Potentially investing thousands of hard-earned dollars in a stock can be a very difficult decision for the average American. It’s always difficult to trust company management because part of their job is to put a positive spin on the company’s business. Prior to every bankruptcy filing in the past 20 years, investors can go back and find statements by company management about how well the business is doing and how they are optimistic about a turnaround.

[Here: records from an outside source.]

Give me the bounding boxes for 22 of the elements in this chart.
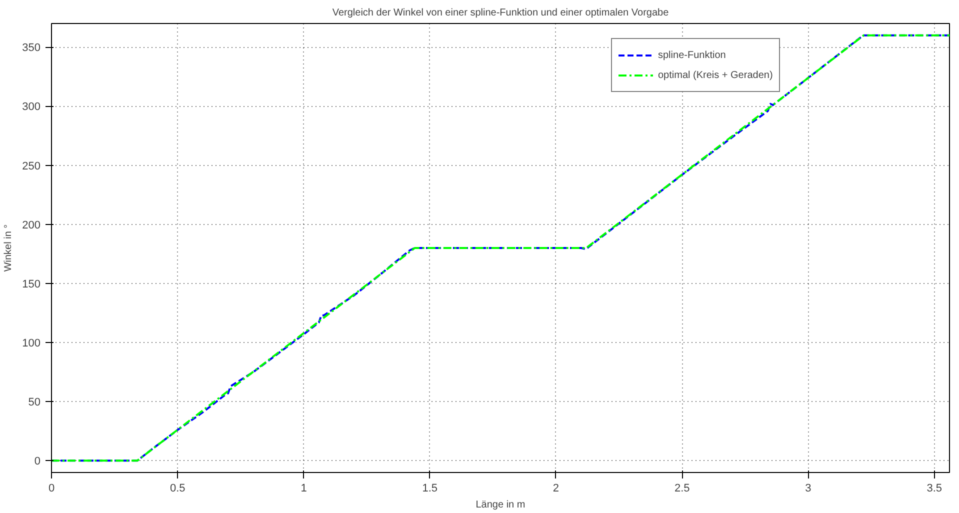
y-axis-title: Winkel in ° <box>3 224 14 272</box>
legend-label: optimal (Kreis + Geraden) <box>658 70 773 80</box>
y-tick-label: 150 <box>22 278 41 290</box>
x-tick-label: 2 <box>552 482 560 494</box>
y-tick-label: 250 <box>22 160 41 172</box>
x-tick-label: 2.5 <box>674 482 690 494</box>
line-series <box>52 34 950 462</box>
y-tick-label: 100 <box>22 338 41 350</box>
y-tick-label: 300 <box>22 101 41 114</box>
x-tick-label: 1.5 <box>422 482 438 494</box>
y-tick-label: 350 <box>22 42 41 54</box>
x-tick-label: 3 <box>805 482 812 494</box>
x-tick-label: 1 <box>300 482 307 494</box>
y-tick-label: 0 <box>34 456 41 468</box>
y-tick-label: 200 <box>22 219 41 232</box>
chart-title: Vergleich der Winkel von einer spline-Funktion und einer optimalen Vorgabe <box>332 8 670 18</box>
x-tick-label: 3.5 <box>926 482 942 494</box>
x-axis-title: Länge in m <box>476 500 526 510</box>
legend-label: spline-Funktion <box>658 50 726 60</box>
x-tick-label: 0 <box>48 482 55 494</box>
x-tick-label: 0.5 <box>170 482 186 494</box>
y-tick-label: 50 <box>28 396 41 409</box>
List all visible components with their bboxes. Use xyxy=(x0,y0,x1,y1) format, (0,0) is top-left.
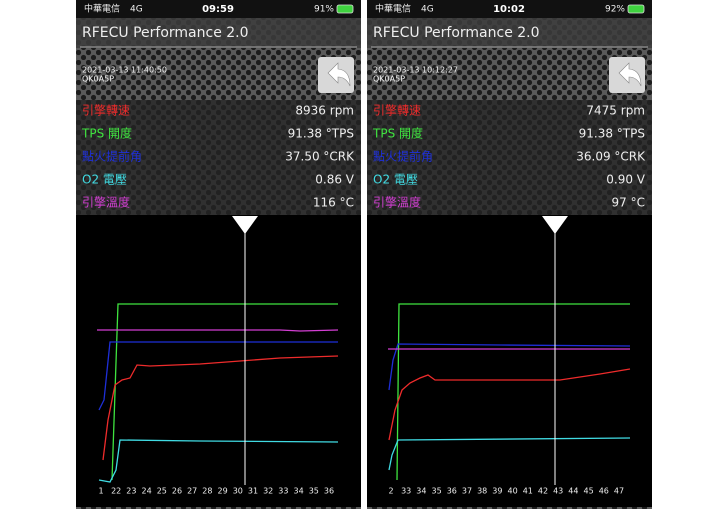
trace-line xyxy=(102,355,339,461)
reading-label: 引擎轉速 xyxy=(82,103,130,118)
x-axis-label: 46 xyxy=(599,487,609,496)
carrier: 中華電信 xyxy=(84,3,120,15)
reading-value: 37.50 °CRK xyxy=(285,150,355,164)
reading-label: TPS 開度 xyxy=(372,126,423,141)
x-axis-label: 23 xyxy=(126,487,136,496)
reading-label: TPS 開度 xyxy=(81,126,132,141)
reading-label: 引擎溫度 xyxy=(373,195,421,210)
x-axis-label: 25 xyxy=(157,487,167,496)
x-axis-label: 36 xyxy=(324,487,334,496)
reading-value: 97 °C xyxy=(612,196,645,210)
x-axis-label: 1 xyxy=(98,487,103,496)
battery-icon xyxy=(627,4,645,14)
time: 09:59 xyxy=(202,4,234,15)
x-axis-label: 33 xyxy=(401,487,411,496)
cursor-handle[interactable] xyxy=(232,216,258,234)
timestamp: 2021-03-13 10:12:27 xyxy=(373,66,458,75)
reading-value: 7475 rpm xyxy=(586,104,645,118)
trace-line xyxy=(97,329,339,332)
app-title: RFECU Performance 2.0 xyxy=(373,25,540,41)
x-axis-label: 47 xyxy=(614,487,624,496)
network: 4G xyxy=(421,5,434,15)
x-axis-label: 34 xyxy=(416,487,426,496)
x-axis-label: 40 xyxy=(508,487,518,496)
cursor-handle[interactable] xyxy=(542,216,568,234)
x-axis-label: 35 xyxy=(309,487,319,496)
battery-level: 91% xyxy=(314,5,334,15)
battery-icon xyxy=(336,4,354,14)
reading-label: 點火提前角 xyxy=(82,149,142,164)
back-arrow xyxy=(618,62,642,87)
reading-label: 引擎轉速 xyxy=(373,103,421,118)
x-axis-label: 24 xyxy=(142,487,152,496)
device-id: QK0A5P xyxy=(82,75,114,84)
timestamp: 2021-03-13 11:40:50 xyxy=(82,66,167,75)
reading-value: 36.09 °CRK xyxy=(576,150,646,164)
app-title: RFECU Performance 2.0 xyxy=(82,25,249,41)
x-axis-label: 34 xyxy=(294,487,304,496)
trace-line xyxy=(98,439,339,483)
trace-line xyxy=(396,303,630,481)
reading-value: 0.86 V xyxy=(315,173,355,187)
title-bar xyxy=(76,18,361,48)
trace-line xyxy=(388,343,631,391)
x-axis-label: 45 xyxy=(584,487,594,496)
battery-level: 92% xyxy=(605,5,625,15)
status-bar xyxy=(367,0,652,18)
x-axis-label: 28 xyxy=(202,487,212,496)
x-axis-label: 41 xyxy=(523,487,533,496)
x-axis-label: 38 xyxy=(477,487,487,496)
reading-label: 引擎溫度 xyxy=(82,195,130,210)
carrier: 中華電信 xyxy=(375,3,411,15)
x-axis-label: 2 xyxy=(388,487,393,496)
x-axis-label: 30 xyxy=(233,487,243,496)
back-button[interactable] xyxy=(318,57,354,93)
x-axis-label: 33 xyxy=(278,487,288,496)
back-arrow xyxy=(327,62,351,87)
x-axis-label: 26 xyxy=(172,487,182,496)
reading-value: 91.38 °TPS xyxy=(288,127,354,141)
readings-panel xyxy=(367,100,652,215)
reading-label: O2 電壓 xyxy=(373,173,418,187)
trace-line xyxy=(98,341,338,411)
chart-area xyxy=(367,215,652,507)
time: 10:02 xyxy=(493,4,525,15)
status-bar xyxy=(76,0,361,18)
readings-panel xyxy=(76,100,361,215)
reading-value: 91.38 °TPS xyxy=(579,127,645,141)
trace-line xyxy=(388,437,631,471)
reading-value: 8936 rpm xyxy=(295,104,354,118)
x-axis-label: 36 xyxy=(447,487,457,496)
phone-screen: 中華電信 4G 09:59 91% RFECU Performance 2.0 2021-… xyxy=(76,0,361,509)
phone-screen: 中華電信 4G 10:02 92% RFECU Performance 2.0 2021-… xyxy=(367,0,652,509)
reading-label: O2 電壓 xyxy=(82,173,127,187)
x-axis-label: 37 xyxy=(462,487,472,496)
reading-value: 116 °C xyxy=(313,196,354,210)
chart-area xyxy=(76,215,361,507)
trace-line xyxy=(111,303,338,481)
x-axis-label: 31 xyxy=(248,487,258,496)
trace-line xyxy=(388,368,631,441)
network: 4G xyxy=(130,5,143,15)
title-bar xyxy=(367,18,652,48)
x-axis-label: 29 xyxy=(218,487,228,496)
reading-value: 0.90 V xyxy=(606,173,646,187)
device-id: QK0A5P xyxy=(373,75,405,84)
x-axis-label: 42 xyxy=(538,487,548,496)
reading-label: 點火提前角 xyxy=(373,149,433,164)
x-axis-label: 43 xyxy=(553,487,563,496)
x-axis-label: 27 xyxy=(187,487,197,496)
x-axis-label: 32 xyxy=(263,487,273,496)
x-axis-label: 39 xyxy=(492,487,502,496)
x-axis-label: 22 xyxy=(111,487,121,496)
x-axis-label: 35 xyxy=(432,487,442,496)
x-axis-label: 44 xyxy=(568,487,578,496)
back-button[interactable] xyxy=(609,57,645,93)
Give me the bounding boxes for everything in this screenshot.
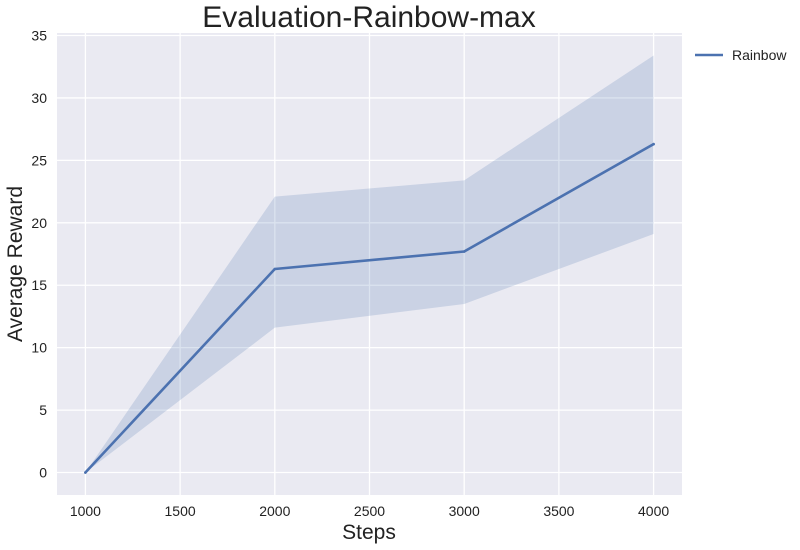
y-tick-label: 20 bbox=[31, 215, 47, 231]
y-axis-ticks: 0 5 10 15 20 25 30 35 bbox=[31, 27, 47, 480]
y-tick-label: 0 bbox=[39, 465, 47, 481]
x-tick-label: 3500 bbox=[543, 503, 574, 519]
y-tick-label: 15 bbox=[31, 277, 47, 293]
legend: Rainbow bbox=[695, 47, 787, 63]
chart-title: Evaluation-Rainbow-max bbox=[202, 1, 536, 34]
x-axis-ticks: 1000 1500 2000 2500 3000 3500 4000 bbox=[70, 503, 670, 519]
x-tick-label: 2000 bbox=[259, 503, 290, 519]
series-line-layer bbox=[84, 142, 655, 474]
x-axis-label: Steps bbox=[342, 521, 396, 544]
data-point bbox=[273, 267, 277, 271]
y-tick-label: 25 bbox=[31, 152, 47, 168]
y-tick-label: 5 bbox=[39, 402, 47, 418]
x-tick-label: 1500 bbox=[165, 503, 196, 519]
confidence-band-layer bbox=[85, 55, 654, 473]
grid bbox=[57, 33, 682, 495]
x-tick-label: 3000 bbox=[449, 503, 480, 519]
confidence-band bbox=[85, 55, 654, 473]
x-tick-label: 2500 bbox=[354, 503, 385, 519]
data-point bbox=[84, 471, 87, 474]
data-point bbox=[462, 250, 466, 253]
y-tick-label: 10 bbox=[31, 340, 47, 356]
legend-label: Rainbow bbox=[732, 47, 787, 63]
x-tick-label: 4000 bbox=[638, 503, 669, 519]
y-axis-label: Average Reward bbox=[4, 186, 27, 342]
data-point bbox=[652, 142, 655, 146]
x-tick-label: 1000 bbox=[70, 503, 101, 519]
y-tick-label: 30 bbox=[31, 90, 47, 106]
y-tick-label: 35 bbox=[31, 27, 47, 43]
series-line bbox=[84, 142, 655, 474]
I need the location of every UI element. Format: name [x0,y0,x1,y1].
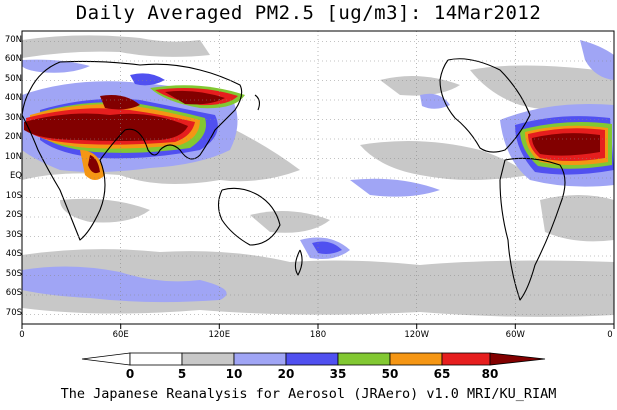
colorbar-segment-35-50 [337,352,391,366]
lat-label-20s: 20S [5,210,22,220]
footer-credit: The Japanese Reanalysis for Aerosol (JRA… [60,386,557,402]
colorbar-segment-65-80 [441,352,491,366]
colorbar-label-10: 10 [225,367,243,381]
colorbar-segment-50-65 [389,352,443,366]
colorbar-label-0: 0 [125,367,135,381]
lon-label-0-east: 0 [607,330,613,340]
gridlines [22,31,614,324]
colorbar-label-80: 80 [481,367,499,381]
axis-ticks [21,324,615,329]
lat-label-50n: 50N [4,74,22,84]
colorbar-label-35: 35 [329,367,347,381]
colorbar-segment-below-0 [81,352,131,366]
colorbar-segment-5-10 [181,352,235,366]
colorbar-segment-10-20 [233,352,287,366]
lat-label-20n: 20N [4,132,22,142]
lat-label-40s: 40S [5,249,22,259]
lat-label-10s: 10S [5,191,22,201]
lon-label-120e: 120E [208,330,231,340]
lon-label-60e: 60E [112,330,129,340]
coastlines [22,58,566,301]
lat-label-30n: 30N [4,113,22,123]
lat-label-70n: 70N [4,35,22,45]
colorbar-segment-0-5 [129,352,183,366]
lat-label-70s: 70S [5,308,22,318]
colorbar-label-65: 65 [433,367,451,381]
lon-label-0: 0 [19,330,25,340]
lat-label-eq: EQ [9,171,22,181]
colorbar-segment-20-35 [285,352,339,366]
lat-label-40n: 40N [4,93,22,103]
map-title: Daily Averaged PM2.5 [ug/m3]: 14Mar2012 [75,2,542,24]
lon-label-180: 180 [309,330,327,340]
colorbar [81,352,546,366]
lon-label-120w: 120W [404,330,430,340]
lon-label-60w: 60W [505,330,525,340]
colorbar-label-20: 20 [277,367,295,381]
lat-label-60s: 60S [5,288,22,298]
lat-label-50s: 50S [5,269,22,279]
colorbar-label-5: 5 [177,367,187,381]
lat-label-60n: 60N [4,54,22,64]
colorbar-segment-above-80 [489,352,546,366]
map-plot-area [22,31,614,324]
lat-label-30s: 30S [5,230,22,240]
lat-label-10n: 10N [4,152,22,162]
colorbar-label-50: 50 [381,367,399,381]
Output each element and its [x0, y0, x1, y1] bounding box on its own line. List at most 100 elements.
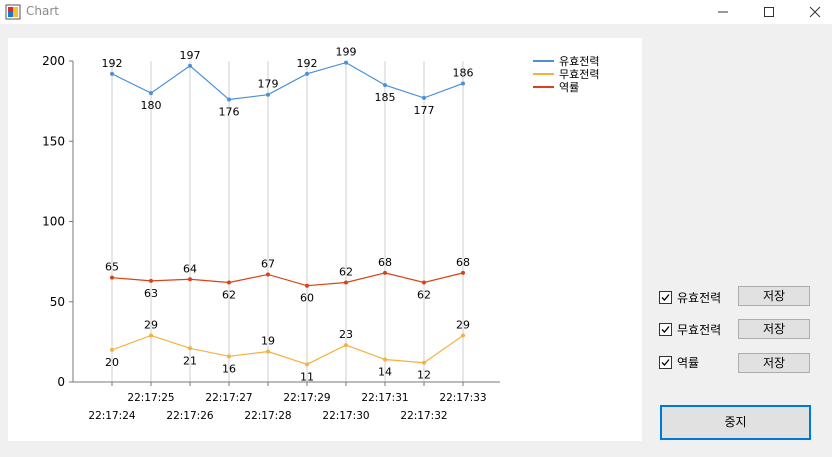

Everyone’s heard the old adage that actions speak louder than words, and that rule is certainly true on Wall Street. That’s why the market often pays particularly close attention to insider trading, and large insider buys and sells can be major catalysts for a stock.
Clearing The Air
While many Americans associate the term “insider trading” with illegal activity, company insiders are free to buy and sell shares of their own company's stock, provided they follow disclosure laws. Illicit insider trading only occurs if a company insider trades after gaining meaningful non-public information about the company or if an insider buys or sells shares of stock without disclosing the trades via Securities and Exchange Commission filings.
Company insiders whose compensation includes shares of stock can’t be faulted for selling those shares and raising cash periodically. However, traders watch closely for changes in patterns or unusual insider trading activity.
Large insider buys are reassuring to investors that the people inside the company with the most knowledge and experience have a positive outlook for the business. Large insider sells may be a sign that management’s confidence in the company is waning.
For example, back in February, GNC Holdings Inc (NYSE: GNC) shares spiked more than 10 percent in a single day after the company disclosed two large insider buys by CEO Robert Moran and chairman of the board Michael Hines.
Traders can monitor insider trading activity via a number of free websites, such as InsiderCow.com.